As to subjectivism, the dominant evil of the age, he himself carried it to its furthest limits, relentlessly condemning everywhere whatever did not appeal to him and exalting his personal views and feelings into a regular law; subjectivism pervades and spoils his whole theology, and, in the domain of ethics, puts both personality and conscience on a new and very questionable basis.[462] The subjective principle as used by him and exalted into an axiom, might be invoked equally by any religious faction for its own ends. We need only recall Luther’s theory of the lonely isolation of the individual in the matter of faith.

Again, if that transition period between mediæval and modern times was suffering from moral and religious exhaustion and was inclined to be pessimistic concerning spiritual goods, and if, for its moral reform, what was needed was a leader deeply imbued with faith in revelation, able by the very strength of his faith to arouse the world of his day, and to inspire the lame and timid with enthusiasm and delight in the ancient treasures of religion—then, again, one is forced to ask whether such a man as Luther, even apart from his new and erroneous doctrines, had the requisite strong and overbearing devotion to supernatural truths?
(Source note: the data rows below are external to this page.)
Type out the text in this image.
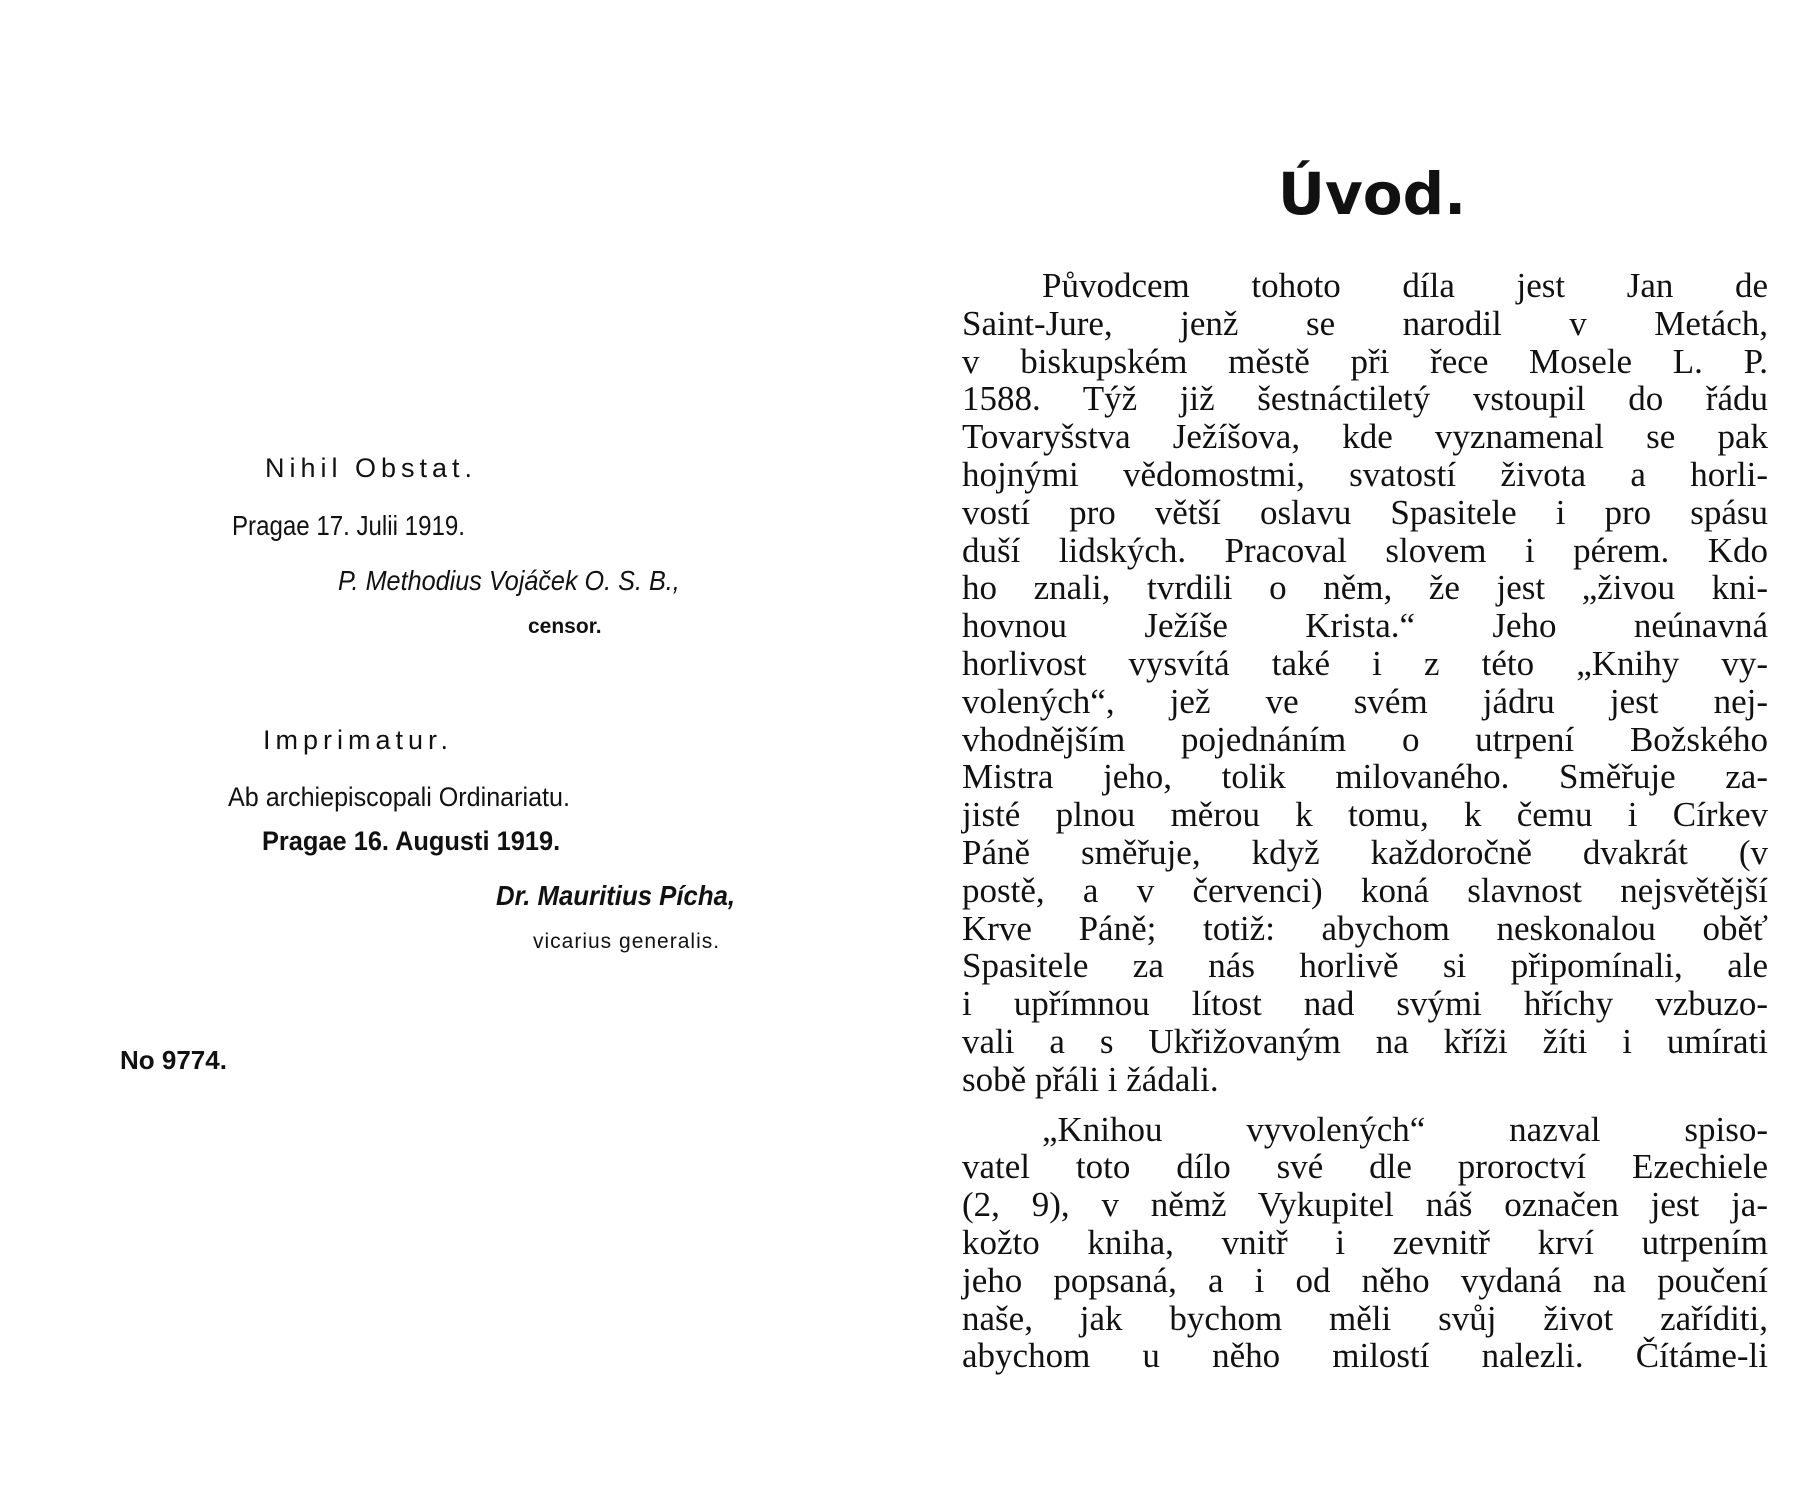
Nihil Obstat.
Pragae 17. Julii 1919.
P. Methodius Vojáček O. S. B.,
censor.
Imprimatur.
Ab archiepiscopali Ordinariatu.
Pragae 16. Augusti 1919.
Dr. Mauritius Pícha,
vicarius generalis.
No 9774.
Úvod.
Původcem tohoto díla jest Jan de
Saint-Jure, jenž se narodil v Metách,
v biskupském městě při řece Mosele L. P.
1588. Týž již šestnáctiletý vstoupil do řádu
Tovaryšstva Ježíšova, kde vyznamenal se pak
hojnými vědomostmi, svatostí života a horli-
vostí pro větší oslavu Spasitele i pro spásu
duší lidských. Pracoval slovem i pérem. Kdo
ho znali, tvrdili o něm, že jest „živou kni-
hovnou Ježíše Krista.“ Jeho neúnavná
horlivost vysvítá také i z této „Knihy vy-
volených“, jež ve svém jádru jest nej-
vhodnějším pojednáním o utrpení Božského
Mistra jeho, tolik milovaného. Směřuje za-
jisté plnou měrou k tomu, k čemu i Církev
Páně směřuje, když každoročně dvakrát (v
postě, a v červenci) koná slavnost nejsvětější
Krve Páně; totiž: abychom neskonalou oběť
Spasitele za nás horlivě si připomínali, ale
i upřímnou lítost nad svými hříchy vzbuzo-
vali a s Ukřižovaným na kříži žíti i umírati
sobě přáli i žádali.
„Knihou vyvolených“ nazval spiso-
vatel toto dílo své dle proroctví Ezechiele
(2, 9), v němž Vykupitel náš označen jest ja-
kožto kniha, vnitř i zevnitř krví utrpením
jeho popsaná, a i od něho vydaná na poučení
naše, jak bychom měli svůj život zaříditi,
abychom u něho milostí nalezli. Čítáme-li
Is it not Luther who speaks so often of the weakness of his faith, of his doubts and his inward trials, and who, in order to reassure himself, declares that everyone, even the Apostles, the martyrs and the saints, were acquainted with the like?

Not only did he not fight against pessimism, but, as the years went by, he even built it into a truly burdensome system. Towards the end of his life, owing both to his theories and to his experiences, he became a living embodiment of dejection, constituting himself its eloquent advocate. His view of the history of the kingdom of Christ was the gloomiest imaginable. Everywhere he saw the power of the devil predominant throughout the whole course of the world’s history.